#exit 4294967295
1 messages · Page 1 of 1 (latest)
https://github.com/sipsma/buildkit/blob/3187d2d056de7e3f976ef62cd548499dc3472a7e/executor/runcexecutor/executor.go#L314-L314 That is one suspect place where a uint32 conversion is being made @still patio
how reliably does this happen for you? does it happen locally?
Yeah it happens every time I try locally
well at least we have that!
Haha yeah with enough printlns the truth will be revealed
@tall drum it seems like this can only come from here, right? https://github.com/sipsma/buildkit/blob/3187d2d056de7e3f976ef62cd548499dc3472a7e/vendor/github.com/containerd/go-runc/monitor.go#L66
seems to be the only place a *runc.ExitError is ever constructed.
but everywhere seems to set 255 as a default, so where are we even getting -1 or 4294967295? 
correction, the *runc.ExitError is constructed by the caller from the value returned by Wait, but I think it's still just this one path...
I'm so mad right now... I added a println above the uint32 conversion and now I can't get it to repro anymore........
But yeah I was looking at those lines, the only possibility is that ws.ExitStatus() returns -1 if it is not actually exited, but that's not possible (right?)
there could of course be other uint32 conversions somewhere
I hope it's not something stupid involving command context with the context getting canceled and causing the process wait to return an error when the process has not exited yet
hmmm.....
yeah this seems like a possibility too. I wonder what happens if an overridden Cancel returns an error and you call Wait()
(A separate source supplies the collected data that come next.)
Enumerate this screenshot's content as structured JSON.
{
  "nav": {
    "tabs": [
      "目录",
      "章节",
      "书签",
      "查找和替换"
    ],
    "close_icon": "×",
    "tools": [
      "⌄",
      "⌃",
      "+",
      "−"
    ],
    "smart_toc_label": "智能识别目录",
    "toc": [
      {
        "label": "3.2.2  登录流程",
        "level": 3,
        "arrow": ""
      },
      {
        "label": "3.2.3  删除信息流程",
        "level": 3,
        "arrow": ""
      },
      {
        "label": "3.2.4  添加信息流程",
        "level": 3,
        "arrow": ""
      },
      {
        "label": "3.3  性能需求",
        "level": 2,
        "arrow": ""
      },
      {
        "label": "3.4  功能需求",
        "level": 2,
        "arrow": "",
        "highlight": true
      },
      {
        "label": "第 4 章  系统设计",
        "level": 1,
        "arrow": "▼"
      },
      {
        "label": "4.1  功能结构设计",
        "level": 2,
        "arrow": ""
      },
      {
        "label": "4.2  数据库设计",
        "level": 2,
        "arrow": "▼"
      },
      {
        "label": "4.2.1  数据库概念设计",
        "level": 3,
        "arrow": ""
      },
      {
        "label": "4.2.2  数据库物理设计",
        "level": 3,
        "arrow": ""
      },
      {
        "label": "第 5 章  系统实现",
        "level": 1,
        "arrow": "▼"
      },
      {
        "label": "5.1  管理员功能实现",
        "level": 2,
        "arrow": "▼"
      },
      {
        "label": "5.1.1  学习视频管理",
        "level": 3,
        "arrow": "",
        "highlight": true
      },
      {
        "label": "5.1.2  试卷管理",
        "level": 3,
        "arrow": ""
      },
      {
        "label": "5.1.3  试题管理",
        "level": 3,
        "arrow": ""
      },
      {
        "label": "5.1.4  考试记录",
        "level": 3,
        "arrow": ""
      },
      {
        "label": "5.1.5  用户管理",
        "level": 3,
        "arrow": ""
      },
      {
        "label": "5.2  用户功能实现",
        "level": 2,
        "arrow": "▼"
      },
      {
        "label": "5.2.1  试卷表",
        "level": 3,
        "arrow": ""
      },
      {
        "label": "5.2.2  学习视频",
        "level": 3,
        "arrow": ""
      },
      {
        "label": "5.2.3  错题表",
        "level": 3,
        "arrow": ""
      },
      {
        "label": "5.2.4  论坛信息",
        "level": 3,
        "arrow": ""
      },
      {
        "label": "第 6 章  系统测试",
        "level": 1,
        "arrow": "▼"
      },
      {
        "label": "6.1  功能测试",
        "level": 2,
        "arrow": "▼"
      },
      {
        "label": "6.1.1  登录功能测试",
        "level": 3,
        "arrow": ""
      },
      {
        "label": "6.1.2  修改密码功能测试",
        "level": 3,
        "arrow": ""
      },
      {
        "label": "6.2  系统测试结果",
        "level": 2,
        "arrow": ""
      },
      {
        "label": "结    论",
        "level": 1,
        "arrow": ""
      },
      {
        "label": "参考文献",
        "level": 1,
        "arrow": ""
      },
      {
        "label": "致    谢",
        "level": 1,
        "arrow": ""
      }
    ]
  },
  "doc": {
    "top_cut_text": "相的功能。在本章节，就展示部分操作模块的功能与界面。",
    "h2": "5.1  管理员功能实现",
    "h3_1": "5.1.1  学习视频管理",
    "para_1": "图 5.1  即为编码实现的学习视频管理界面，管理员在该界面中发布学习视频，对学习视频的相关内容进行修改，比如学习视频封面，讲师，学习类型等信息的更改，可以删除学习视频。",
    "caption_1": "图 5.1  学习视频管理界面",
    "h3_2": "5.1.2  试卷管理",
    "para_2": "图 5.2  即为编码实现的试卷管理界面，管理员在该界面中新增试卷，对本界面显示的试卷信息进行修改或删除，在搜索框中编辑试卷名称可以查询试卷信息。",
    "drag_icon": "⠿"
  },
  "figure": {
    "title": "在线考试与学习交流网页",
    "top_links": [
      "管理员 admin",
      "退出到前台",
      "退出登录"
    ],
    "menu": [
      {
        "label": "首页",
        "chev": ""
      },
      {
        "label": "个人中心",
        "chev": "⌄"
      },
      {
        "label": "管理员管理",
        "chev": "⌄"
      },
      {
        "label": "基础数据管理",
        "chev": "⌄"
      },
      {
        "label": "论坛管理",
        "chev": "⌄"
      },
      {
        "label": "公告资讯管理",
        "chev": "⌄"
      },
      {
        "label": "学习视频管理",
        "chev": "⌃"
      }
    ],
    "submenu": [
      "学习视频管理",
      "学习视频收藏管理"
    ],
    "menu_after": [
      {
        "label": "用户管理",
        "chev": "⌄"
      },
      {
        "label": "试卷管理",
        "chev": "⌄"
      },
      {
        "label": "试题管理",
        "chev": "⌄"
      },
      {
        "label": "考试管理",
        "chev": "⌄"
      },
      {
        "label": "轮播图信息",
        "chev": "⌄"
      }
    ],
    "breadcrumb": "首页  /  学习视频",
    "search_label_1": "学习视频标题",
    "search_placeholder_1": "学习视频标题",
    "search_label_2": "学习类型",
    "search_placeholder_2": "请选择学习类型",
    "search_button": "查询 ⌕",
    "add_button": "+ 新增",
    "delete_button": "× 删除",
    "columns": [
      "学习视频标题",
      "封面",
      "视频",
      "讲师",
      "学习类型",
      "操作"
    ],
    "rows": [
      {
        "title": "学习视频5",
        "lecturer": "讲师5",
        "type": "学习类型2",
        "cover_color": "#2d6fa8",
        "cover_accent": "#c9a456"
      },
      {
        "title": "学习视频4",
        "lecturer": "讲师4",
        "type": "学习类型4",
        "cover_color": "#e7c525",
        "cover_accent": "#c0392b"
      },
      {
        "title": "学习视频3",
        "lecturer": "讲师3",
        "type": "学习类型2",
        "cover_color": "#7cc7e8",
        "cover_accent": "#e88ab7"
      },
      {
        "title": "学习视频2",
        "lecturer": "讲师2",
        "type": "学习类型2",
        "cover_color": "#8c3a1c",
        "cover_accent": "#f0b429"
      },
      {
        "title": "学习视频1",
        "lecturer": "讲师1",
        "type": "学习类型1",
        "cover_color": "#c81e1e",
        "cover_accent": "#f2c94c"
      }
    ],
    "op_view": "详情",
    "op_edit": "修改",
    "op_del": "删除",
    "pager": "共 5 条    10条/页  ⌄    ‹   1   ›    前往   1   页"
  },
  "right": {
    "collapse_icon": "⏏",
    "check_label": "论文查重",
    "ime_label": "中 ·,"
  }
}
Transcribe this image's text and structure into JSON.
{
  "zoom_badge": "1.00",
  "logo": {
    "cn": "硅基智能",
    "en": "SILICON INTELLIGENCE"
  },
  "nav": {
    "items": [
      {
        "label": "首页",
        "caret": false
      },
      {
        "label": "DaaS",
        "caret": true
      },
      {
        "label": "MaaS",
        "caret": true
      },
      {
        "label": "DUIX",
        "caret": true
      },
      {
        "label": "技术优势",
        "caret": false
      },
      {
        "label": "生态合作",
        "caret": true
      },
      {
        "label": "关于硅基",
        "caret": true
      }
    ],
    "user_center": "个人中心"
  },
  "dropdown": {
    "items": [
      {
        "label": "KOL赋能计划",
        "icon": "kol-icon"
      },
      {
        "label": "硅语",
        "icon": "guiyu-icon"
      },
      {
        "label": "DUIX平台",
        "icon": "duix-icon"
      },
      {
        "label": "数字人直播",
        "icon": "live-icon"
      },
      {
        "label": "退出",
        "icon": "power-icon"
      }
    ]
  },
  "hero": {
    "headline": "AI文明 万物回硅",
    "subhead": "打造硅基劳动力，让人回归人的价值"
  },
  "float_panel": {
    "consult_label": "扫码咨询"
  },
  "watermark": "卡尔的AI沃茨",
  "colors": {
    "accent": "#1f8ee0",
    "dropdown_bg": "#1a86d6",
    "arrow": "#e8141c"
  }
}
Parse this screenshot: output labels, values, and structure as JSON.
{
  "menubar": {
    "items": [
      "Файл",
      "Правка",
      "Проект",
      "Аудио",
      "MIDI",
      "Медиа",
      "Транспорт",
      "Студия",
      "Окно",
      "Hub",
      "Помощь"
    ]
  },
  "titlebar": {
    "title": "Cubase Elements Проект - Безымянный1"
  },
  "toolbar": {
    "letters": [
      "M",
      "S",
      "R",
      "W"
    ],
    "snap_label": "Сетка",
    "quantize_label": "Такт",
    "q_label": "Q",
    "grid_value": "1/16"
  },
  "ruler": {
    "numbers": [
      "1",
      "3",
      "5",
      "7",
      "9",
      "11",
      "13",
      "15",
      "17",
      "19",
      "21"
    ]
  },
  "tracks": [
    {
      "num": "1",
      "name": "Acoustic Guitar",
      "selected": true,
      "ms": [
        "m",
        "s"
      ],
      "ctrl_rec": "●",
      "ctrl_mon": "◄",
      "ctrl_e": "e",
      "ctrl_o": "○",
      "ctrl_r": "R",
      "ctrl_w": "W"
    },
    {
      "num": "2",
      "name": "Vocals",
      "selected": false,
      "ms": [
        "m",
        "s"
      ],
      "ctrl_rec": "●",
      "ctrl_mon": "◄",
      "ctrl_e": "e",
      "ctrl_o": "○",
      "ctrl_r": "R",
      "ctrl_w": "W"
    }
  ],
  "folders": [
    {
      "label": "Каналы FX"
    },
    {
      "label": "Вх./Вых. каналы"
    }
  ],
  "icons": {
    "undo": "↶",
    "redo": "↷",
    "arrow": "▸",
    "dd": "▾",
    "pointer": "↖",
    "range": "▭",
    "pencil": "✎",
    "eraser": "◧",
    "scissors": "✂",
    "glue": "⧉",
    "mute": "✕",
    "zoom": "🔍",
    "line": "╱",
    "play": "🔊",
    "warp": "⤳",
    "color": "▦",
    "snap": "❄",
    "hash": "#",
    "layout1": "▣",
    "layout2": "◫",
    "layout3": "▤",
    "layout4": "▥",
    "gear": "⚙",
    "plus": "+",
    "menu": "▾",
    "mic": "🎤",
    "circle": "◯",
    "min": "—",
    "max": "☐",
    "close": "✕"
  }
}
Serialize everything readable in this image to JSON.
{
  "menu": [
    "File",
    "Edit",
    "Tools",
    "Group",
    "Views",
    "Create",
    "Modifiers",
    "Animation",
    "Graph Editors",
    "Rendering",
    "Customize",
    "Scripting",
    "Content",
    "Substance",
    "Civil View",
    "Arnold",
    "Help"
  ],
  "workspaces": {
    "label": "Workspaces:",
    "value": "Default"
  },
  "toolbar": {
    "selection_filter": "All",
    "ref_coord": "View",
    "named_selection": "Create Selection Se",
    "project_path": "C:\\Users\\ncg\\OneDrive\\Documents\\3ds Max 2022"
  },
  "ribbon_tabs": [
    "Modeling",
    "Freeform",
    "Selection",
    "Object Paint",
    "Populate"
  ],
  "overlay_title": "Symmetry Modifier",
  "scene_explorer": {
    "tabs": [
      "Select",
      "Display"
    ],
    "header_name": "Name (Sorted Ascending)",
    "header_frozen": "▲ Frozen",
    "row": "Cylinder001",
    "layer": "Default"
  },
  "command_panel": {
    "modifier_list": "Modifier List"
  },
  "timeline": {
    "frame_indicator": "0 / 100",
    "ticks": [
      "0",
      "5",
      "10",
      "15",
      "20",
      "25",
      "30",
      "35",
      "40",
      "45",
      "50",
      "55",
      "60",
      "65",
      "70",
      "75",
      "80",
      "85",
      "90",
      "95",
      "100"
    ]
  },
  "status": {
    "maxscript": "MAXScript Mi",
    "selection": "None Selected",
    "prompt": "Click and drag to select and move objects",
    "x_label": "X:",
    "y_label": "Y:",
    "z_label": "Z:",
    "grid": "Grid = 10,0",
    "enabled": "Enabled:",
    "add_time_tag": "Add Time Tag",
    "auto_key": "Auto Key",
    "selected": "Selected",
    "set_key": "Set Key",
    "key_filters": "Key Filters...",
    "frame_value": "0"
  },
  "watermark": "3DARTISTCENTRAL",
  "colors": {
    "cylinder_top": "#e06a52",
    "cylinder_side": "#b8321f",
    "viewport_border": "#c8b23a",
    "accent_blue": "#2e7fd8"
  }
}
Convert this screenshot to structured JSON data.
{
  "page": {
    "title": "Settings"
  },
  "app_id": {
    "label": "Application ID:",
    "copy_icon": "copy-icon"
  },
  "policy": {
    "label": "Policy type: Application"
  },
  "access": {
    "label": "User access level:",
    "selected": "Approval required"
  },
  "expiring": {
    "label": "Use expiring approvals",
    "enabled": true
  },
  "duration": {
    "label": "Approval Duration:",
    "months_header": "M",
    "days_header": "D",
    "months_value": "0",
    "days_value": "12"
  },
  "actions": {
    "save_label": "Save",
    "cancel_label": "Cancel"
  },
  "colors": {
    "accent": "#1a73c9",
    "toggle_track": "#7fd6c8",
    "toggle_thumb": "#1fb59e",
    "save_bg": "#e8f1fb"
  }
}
// (If the command exits with a non-success status, or Cancel
// returns an error that wraps os.ErrProcessDone, Wait and similar methods
// continue to return the command's usual exit status.)
oh, they don't set Cancel anyway
omg I finally repro'd it again, yeah runcExitError.Status is -1 on this line when it happens: https://github.com/sipsma/buildkit/blob/3187d2d056de7e3f976ef62cd548499dc3472a7e/executor/runcexecutor/executor.go#L314-L314
nice!
is this a SIGCHLD bubbling up in a weird way or something? is does it possible for Wait() to be interrupted without the process actually exiting? sounds strange, but we're at the layer where we do strange things
time for chatgpt
Well it looks like buildkit's dep on go-runc is v1.0.0 which is extremely old: https://github.com/containerd/go-runc/tree/v1.0.0
So I was looking through commits made since then, found at least one interesting one: https://github.com/containerd/go-runc/commit/1caf1a73de233bdfe8bbdd860c42b0d263fabe12
In Linux, the wait() system call is used to make a parent process wait for its child processes to complete. Under normal circumstances, wait() will only return when a child process exits, either by terminating normally or by being killed by a signal.
However, there are certain situations in which wait() may return without the child process actually exiting:
- Signal interruption: If a signal is delivered to the parent process while it is waiting, and the parent process has a signal handler installed for that signal, the wait() system call may be interrupted and return prematurely. In this case, the return value would be -1, and errno would be set to EINTR. You can handle this case by checking for EINTR and restarting the wait() call if necessary.
- Using waitpid(): If you are using the waitpid() function with the WNOHANG option, it will return immediately if no child process has exited. In this case, the return value will be 0, indicating that no child process has changed state. To properly handle this situation, you can use a loop to continuously call waitpid() until a valid return value is obtained.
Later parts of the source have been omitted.